The promise of open offices, in part, meant bringing people together and strengthening collaboration between employees. But after a determined effort by tech companies and coworking spaces like the now-faltering WeWork, that vision has yet to pan out.
A 2018 study from the Royal Society of Publishing took a detailed look at the productivity and collaboration of employees in an open environment. By monitoring emails and instant messages sent and comparing them to in-person interactions, researchers found "transitions to open office architecture do not necessarily promote open interaction."
In other words, face-to-face interactions actually decreased as digital interaction increased in the open office.
But if open offices aren't the future of workspaces, what is? According to cubicle and workspace manufacturers and distributors, it's more of a hybrid.
"What we are seeing now is a return to cubicles but with lower walls," Michelle Swanger, the owner of Cube Solutions, an office furniture provider with locations in more than 18 metropolitan cities, told TODAY. "There are areas where people can get together with their laptops and collaborate in an open space and then have a cubicle to go and do their daily work in; people like a private space, something to call their own."
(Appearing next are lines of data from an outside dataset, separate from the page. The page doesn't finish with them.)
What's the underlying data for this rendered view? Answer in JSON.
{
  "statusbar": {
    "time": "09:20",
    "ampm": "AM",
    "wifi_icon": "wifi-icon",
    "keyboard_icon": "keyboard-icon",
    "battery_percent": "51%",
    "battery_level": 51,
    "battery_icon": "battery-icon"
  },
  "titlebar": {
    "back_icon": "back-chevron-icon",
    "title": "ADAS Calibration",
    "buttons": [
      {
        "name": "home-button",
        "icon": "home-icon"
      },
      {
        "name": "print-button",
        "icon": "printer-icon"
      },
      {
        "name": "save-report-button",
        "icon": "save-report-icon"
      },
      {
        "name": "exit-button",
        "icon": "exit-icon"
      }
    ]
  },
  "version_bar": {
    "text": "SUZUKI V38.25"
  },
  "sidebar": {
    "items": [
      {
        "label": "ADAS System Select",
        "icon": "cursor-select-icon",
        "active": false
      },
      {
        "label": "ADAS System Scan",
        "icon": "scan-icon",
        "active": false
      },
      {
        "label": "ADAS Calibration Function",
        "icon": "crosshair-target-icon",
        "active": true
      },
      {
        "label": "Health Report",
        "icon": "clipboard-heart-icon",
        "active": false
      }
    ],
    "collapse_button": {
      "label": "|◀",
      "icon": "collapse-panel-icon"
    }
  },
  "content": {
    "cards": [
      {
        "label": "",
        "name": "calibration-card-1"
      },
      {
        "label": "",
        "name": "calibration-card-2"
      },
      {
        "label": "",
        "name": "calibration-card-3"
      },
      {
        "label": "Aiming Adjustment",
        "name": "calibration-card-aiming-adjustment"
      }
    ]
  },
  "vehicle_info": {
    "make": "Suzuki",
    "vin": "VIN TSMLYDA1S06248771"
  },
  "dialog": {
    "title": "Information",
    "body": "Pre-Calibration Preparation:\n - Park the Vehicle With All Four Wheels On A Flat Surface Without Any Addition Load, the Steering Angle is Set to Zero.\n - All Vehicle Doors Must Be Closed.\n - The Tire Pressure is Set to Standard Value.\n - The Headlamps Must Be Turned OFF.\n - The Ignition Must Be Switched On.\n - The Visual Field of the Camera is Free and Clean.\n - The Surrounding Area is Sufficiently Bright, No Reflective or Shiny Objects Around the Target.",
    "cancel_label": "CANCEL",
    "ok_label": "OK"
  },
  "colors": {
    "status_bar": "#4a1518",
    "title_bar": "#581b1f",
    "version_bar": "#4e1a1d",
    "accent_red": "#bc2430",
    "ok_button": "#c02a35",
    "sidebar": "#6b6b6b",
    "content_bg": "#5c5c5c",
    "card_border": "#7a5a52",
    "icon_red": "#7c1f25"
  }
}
It's worth defining some terms here. Open offices are workspaces with extremely low dividers or no barriers at all between employees. Desks are more akin to a long table that is sectioned off evenly for each person. Around these desks, there are typically offices with doors and conference rooms but not enough for every employee to get privacy at the same time.
The concept of the open office is not new; in fact, it was first seen as early as the 1750s in London for clerical workers (this video explainer from Vox provides a nice overview of the history of the workplace).
Cubicles, meanwhile, are partitioned-off sections that take up more space in the office but allow for each employee to have his or her own mini office. The walls for cubicles average around 4 to 6 feet tall.
"The open plan idea was pretty popular a few years ago," Swanger said. "But I think it was more practical in theory than in actual usage. It looks neat, it's a cool idea, but for most businesses and the way they work, it's just too chaotic."
Swanger's clients have told her that the open plan hindered communication as people coped with increased distractions by putting on headphones and tuning out the noises around them.
Indeed, the lack of privacy is a big problem.
At first, privacy pods, movable walls and more conference rooms appeared to be the solution. And miniature conference rooms seem to follow wherever the open office goes. The combination of the two made experts back in 2012 believe that open offices weren't going anywhere.
But as criticism of the open office grows, some companies are seeing an uptick in cubicle sales. The design, though, is no longer leaning toward the cube farm — think of the drudging, enclosed environment in the classic 1999 film "Office Space."
"A lot of the reasons that scared people off from those (cubicles) was the drab 1980s-looking walls with fabric, looking lifeless and were kind of sectioned off and separated people too much from each other," Sarah Meagher, the director of marketing and sales for Modern Office, a family-owned furniture company located in Minnesota, told TODAY. "So you've gone from one extreme to the other — people used to be prairie-dogging to see each other to now everyone being visible."
That's where the hybrid model comes into play.
Andrew Oziemblo, the founder of Cubicle Concepts, an office furniture provider in Chicago, saw the trend starting roughly five years ago when collaborating with Redbox, a DVD, Blu-Ray and video game rental system known for its red kiosks in convenience and grocery stores. Cubicle Concepts, along with several other firms, worked closely with the company when designing 12 floors in its headquarters' Chicago high-rise. Together, they created a collaborative space with midsize cubicles, game rooms, open spaces and small, themed conference rooms — which served a similar purpose to that of today's privacy pods.
"Even five years ago they realized that not everything can be uniform," Oziemblo told TODAY. "I see the larger companies are paying more attention and have the budget to experiment and really look into their employees. The smaller companies, unfortunately, just don't have the resources, knowledge or tools at their disposal to even be aware of these impacts."
As companies decide how to design their offices, Oziemblo says that cubicles will always be around.
"They might have changed from being extremely tall walls to something of a hybrid to low walls," he said. "But ultimately, all of these are awesome tools in an office environment and if you implement the right tools in the right place, you're going to have success with it."
So what is the future of offices after hybrids? The largest factor to consider today is the electrical layout of the building, according to Benjamin A. Pardo, executive vice president of design at Knoll, a design firm that produces and manufactures furniture for the home and workplace.
Since all furniture with electronic components, like desks with computers and phones, are connected to the electrical system of a building, a workspace's design hinges on this configuration. Still, Pardo sees this dependency changing in the next five years with technology improvements like increased battery capacity.
"What that means is the overall transformation of space to no longer be dependent on the building for the supply of something," he told TODAY, "and this is absolutely transformational."